Sex for sale--and here we are presumably meant to be drawn to
the exemplary liberalism of the tolerant Dutch with their medically
inspected sex workers under glass--is like Larry Flynt, a transgression
sufficiently benign to be embraced as a victim of big brother
rather than big brother's own m.o.
But the Forman film suggests another, even more serious consequence
of current strategies toward Times Square. By choosing Flynt--whose
pornographic production abounds with images of women tortured
and mutilated--as a poster boy for free speech--there is a conflation
of Flynt's pornography with pornography in general. This all-or-nothing
approach, which refuses to make distinctions within the field
of the pornographic, leads with little difficulty to an identification
of the pornographic with sexuality in general. At the end of the
day, this is--ironically--the problem of the film. Embraced under
the shining aura of "free speech," all sexual practices
become as one.
In Times Square this leads to a false choice: either celebrate
the crummy and degraded sex bazaar as it is (Koolhaas's monument
to his beloved laissez-faire), or bring on Disneyland. Disneyland--symbolized
by that hairless, sexless mouse--is the representation of the
kind of totalizing approach that is anathema to what has been
best about Times Square, its complexity, unpredictability, louche
charm, and--yes--its concentration of sexual energy. Disneyland
is the postmodern version of urban renewal, advanced not on the
theoretical grounds of a hygienic fantasy of a universal working-class
subject living in circumstances of utter sameness, but on the
grounds of a hygienic fantasy of a universal tourist-class subject
playing in circumstances of utter sameness. Either way, the agenda
is the same.
In making this argument, I raise one of the great and necessary
difficulties of the discussion of Times Square. Times Square is
burdened by the competing claims of the exemplary and the exceptional.

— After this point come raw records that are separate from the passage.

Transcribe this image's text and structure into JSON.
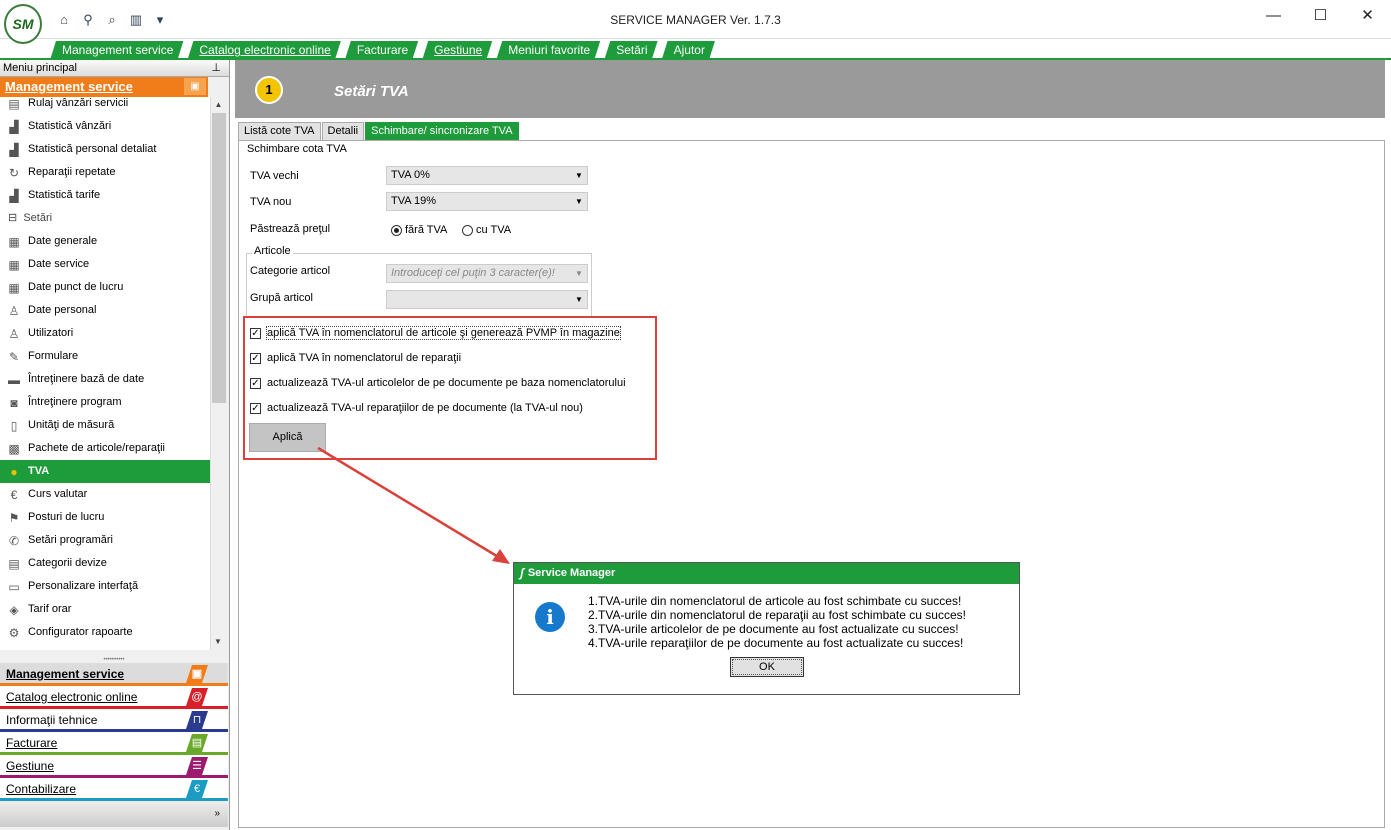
{
  "window": {
    "title": "SERVICE MANAGER Ver. 1.7.3",
    "logo_text": "SM",
    "minimize": "—",
    "maximize": "☐",
    "close": "✕"
  },
  "menu": {
    "items": [
      {
        "label": "Management service"
      },
      {
        "label": "Catalog electronic online"
      },
      {
        "label": "Facturare"
      },
      {
        "label": "Gestiune"
      },
      {
        "label": "Meniuri favorite"
      },
      {
        "label": "Setări"
      },
      {
        "label": "Ajutor"
      }
    ]
  },
  "left_panel": {
    "header": "Meniu principal",
    "module": "Management service",
    "items_top": [
      {
        "label": "Rulaj vânzări servicii"
      },
      {
        "label": "Statistică vânzări"
      },
      {
        "label": "Statistică personal detaliat"
      },
      {
        "label": "Reparaţii repetate"
      },
      {
        "label": "Statistică tarife"
      }
    ],
    "group": "Setări",
    "items_settings": [
      {
        "label": "Date generale"
      },
      {
        "label": "Date service"
      },
      {
        "label": "Date punct de lucru"
      },
      {
        "label": "Date personal"
      },
      {
        "label": "Utilizatori"
      },
      {
        "label": "Formulare"
      },
      {
        "label": "Întreţinere bază de date"
      },
      {
        "label": "Întreţinere program"
      },
      {
        "label": "Unităţi de măsură"
      },
      {
        "label": "Pachete de articole/reparaţii"
      },
      {
        "label": "TVA"
      },
      {
        "label": "Curs valutar"
      },
      {
        "label": "Posturi de lucru"
      },
      {
        "label": "Setări programări"
      },
      {
        "label": "Categorii devize"
      },
      {
        "label": "Personalizare interfaţă"
      },
      {
        "label": "Tarif orar"
      },
      {
        "label": "Configurator rapoarte"
      }
    ],
    "modules_bottom": [
      {
        "label": "Management service",
        "color": "#f07d1a"
      },
      {
        "label": "Catalog electronic online",
        "color": "#d9202a"
      },
      {
        "label": "Informaţii tehnice",
        "color": "#2a3a8f"
      },
      {
        "label": "Facturare",
        "color": "#6aa82a"
      },
      {
        "label": "Gestiune",
        "color": "#9c1b6f"
      },
      {
        "label": "Contabilizare",
        "color": "#1c9bc4"
      }
    ]
  },
  "content": {
    "title": "Setări TVA",
    "header_icon": "1",
    "tabs": [
      {
        "label": "Listă cote TVA"
      },
      {
        "label": "Detalii"
      },
      {
        "label": "Schimbare/ sincronizare TVA"
      }
    ],
    "group_change": "Schimbare cota TVA",
    "tva_old_label": "TVA vechi",
    "tva_old_value": "TVA 0%",
    "tva_new_label": "TVA nou",
    "tva_new_value": "TVA 19%",
    "keep_price_label": "Păstrează preţul",
    "radio_without": "fără TVA",
    "radio_with": "cu TVA",
    "group_articles": "Articole",
    "category_label": "Categorie articol",
    "category_placeholder": "Introduceţi cel puţin 3 caracter(e)!",
    "group_article_label": "Grupă articol",
    "group_article_value": "",
    "checks": [
      {
        "label": "aplică TVA în nomenclatorul de articole şi generează PVMP în magazine",
        "checked": true
      },
      {
        "label": "aplică TVA în nomenclatorul de reparaţii",
        "checked": true
      },
      {
        "label": "actualizează TVA-ul articolelor de pe documente pe baza nomenclatorului",
        "checked": true
      },
      {
        "label": "actualizează TVA-ul reparaţiilor de pe documente (la TVA-ul nou)",
        "checked": true
      }
    ],
    "apply_button": "Aplică"
  },
  "dialog": {
    "title": "Service Manager",
    "lines": [
      "1.TVA-urile din nomenclatorul de articole au fost schimbate cu succes!",
      "2.TVA-urile din nomenclatorul de reparaţii au fost schimbate cu succes!",
      "3.TVA-urile articolelor de pe documente au fost actualizate cu succes!",
      "4.TVA-urile reparaţiilor de pe documente au fost actualizate cu succes!"
    ],
    "ok_button": "OK"
  },
  "colors": {
    "accent_green": "#1e9c3c",
    "module_orange": "#f07d1a",
    "annotation_red": "#d9413a"
  }
}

Clearly, the "otherness" of the place and its historic
role as a sanctuary for both diversity and deviance simultaneously
attract liberal opinion and appall a proper bourgeois sense of
urban decorum. More, in the richly coded language of urban description,
Times Square has come to symbolize not simply a criminal environment
but a zone in which "the criminal element"--which is
to say black and gay men--is given the right of the city at the
very core of the city. In New York, where "crime fighting"
is the leading item on the municipal agenda, the demonization
of Times Square can only presage its demolition and "cleanup,"

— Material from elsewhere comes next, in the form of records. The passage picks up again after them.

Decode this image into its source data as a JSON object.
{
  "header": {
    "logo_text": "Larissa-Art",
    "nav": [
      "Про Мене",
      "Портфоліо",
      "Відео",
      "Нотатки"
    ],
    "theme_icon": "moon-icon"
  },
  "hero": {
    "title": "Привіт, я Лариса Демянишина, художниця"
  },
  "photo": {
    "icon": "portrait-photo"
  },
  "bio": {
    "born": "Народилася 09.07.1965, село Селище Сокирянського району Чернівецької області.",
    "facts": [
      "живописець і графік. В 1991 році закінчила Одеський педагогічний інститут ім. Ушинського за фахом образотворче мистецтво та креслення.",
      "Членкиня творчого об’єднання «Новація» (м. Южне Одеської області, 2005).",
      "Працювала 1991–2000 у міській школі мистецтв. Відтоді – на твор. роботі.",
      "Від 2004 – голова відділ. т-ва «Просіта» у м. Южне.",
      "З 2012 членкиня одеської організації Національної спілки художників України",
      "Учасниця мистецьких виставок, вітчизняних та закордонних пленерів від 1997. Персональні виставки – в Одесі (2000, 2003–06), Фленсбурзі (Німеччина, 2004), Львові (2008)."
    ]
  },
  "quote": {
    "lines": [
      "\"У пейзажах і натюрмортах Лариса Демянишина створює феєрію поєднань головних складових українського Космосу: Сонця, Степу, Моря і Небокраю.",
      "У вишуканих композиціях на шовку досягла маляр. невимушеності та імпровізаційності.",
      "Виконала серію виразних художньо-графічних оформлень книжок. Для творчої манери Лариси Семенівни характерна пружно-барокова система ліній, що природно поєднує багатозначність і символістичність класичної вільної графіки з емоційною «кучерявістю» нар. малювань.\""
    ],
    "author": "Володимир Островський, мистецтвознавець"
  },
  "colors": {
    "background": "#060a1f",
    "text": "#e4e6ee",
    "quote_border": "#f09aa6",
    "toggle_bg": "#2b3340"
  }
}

a standardization and scaling up that will dilute the mix to acceptable
strength, the same hygienizing cycle that was brought to us historically
by the (we thought) discredited history of exclusionary zoning
and urban renewal.
History, of course, does repeat itself. First as tragedy, then
as farce, then as a made-for-TV movie, then as a cartoon, then
as a Broadway musical. . . . It does not seem entirely just that
Times Square be made to bear the burden for the entire culture.

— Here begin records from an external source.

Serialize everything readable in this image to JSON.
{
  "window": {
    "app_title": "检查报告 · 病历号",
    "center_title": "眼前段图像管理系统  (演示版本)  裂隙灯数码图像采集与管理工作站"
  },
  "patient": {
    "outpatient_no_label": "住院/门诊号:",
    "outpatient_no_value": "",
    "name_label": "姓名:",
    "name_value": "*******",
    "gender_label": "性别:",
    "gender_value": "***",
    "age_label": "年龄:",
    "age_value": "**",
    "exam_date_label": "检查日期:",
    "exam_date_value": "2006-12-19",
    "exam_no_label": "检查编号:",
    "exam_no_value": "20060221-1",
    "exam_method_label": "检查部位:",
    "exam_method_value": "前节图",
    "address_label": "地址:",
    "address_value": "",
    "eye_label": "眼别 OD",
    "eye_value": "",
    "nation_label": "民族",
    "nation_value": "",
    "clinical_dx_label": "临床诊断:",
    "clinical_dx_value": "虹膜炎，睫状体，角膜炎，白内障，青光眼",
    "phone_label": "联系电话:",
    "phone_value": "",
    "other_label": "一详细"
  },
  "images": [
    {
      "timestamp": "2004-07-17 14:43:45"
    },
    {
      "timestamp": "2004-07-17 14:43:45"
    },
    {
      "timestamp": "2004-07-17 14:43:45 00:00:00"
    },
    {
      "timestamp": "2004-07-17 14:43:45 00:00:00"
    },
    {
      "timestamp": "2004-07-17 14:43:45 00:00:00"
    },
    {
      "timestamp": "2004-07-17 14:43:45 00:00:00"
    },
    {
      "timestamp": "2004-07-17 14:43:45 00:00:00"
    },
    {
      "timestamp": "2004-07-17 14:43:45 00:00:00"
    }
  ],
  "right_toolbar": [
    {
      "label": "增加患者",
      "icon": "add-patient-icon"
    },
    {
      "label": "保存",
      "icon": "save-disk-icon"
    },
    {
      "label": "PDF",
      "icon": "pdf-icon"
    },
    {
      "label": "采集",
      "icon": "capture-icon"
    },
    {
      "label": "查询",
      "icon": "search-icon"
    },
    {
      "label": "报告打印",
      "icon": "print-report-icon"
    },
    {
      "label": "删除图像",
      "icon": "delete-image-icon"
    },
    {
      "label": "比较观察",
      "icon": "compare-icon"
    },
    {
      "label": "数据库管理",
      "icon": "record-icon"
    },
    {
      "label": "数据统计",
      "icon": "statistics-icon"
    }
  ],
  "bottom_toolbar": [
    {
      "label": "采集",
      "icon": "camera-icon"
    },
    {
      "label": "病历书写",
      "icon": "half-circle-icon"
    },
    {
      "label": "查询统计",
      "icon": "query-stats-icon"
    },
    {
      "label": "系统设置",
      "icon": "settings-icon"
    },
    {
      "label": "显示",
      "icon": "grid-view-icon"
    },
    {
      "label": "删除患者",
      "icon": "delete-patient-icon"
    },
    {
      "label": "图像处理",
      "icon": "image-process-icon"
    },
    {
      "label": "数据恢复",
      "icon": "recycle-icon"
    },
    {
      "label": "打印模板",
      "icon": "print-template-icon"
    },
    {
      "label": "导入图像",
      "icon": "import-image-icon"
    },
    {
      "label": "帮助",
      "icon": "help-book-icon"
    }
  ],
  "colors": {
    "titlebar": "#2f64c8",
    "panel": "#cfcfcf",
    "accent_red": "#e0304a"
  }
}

After all, Times Square is not responsible for television, for
the immaterial antimatter that has produced the circumstances
for its annihilation. It bravely fights back by deploying an enormous
analogue, lightbulbs like pixels, a synesthesia of luminosity,
David Letterman stories high on the Jumbotron, biggest TV in the
world. It may be true that the culture prefers Beauty and the
Beast, but it is certainly true that the vast majority of
both the Square's defenders and detractors have seen neither Cats
nor the show at the Adonis. And of course, it is terribly true
that the demise of Times Square, its conversion to another version
of the recursion of Vegas (which has now built its own Times Square,
even more pared and distilled than the vanishing "original")
must be blamed squarely not simply on the energetic advocates
of sanitized fun but on our own failures to propose a better idea.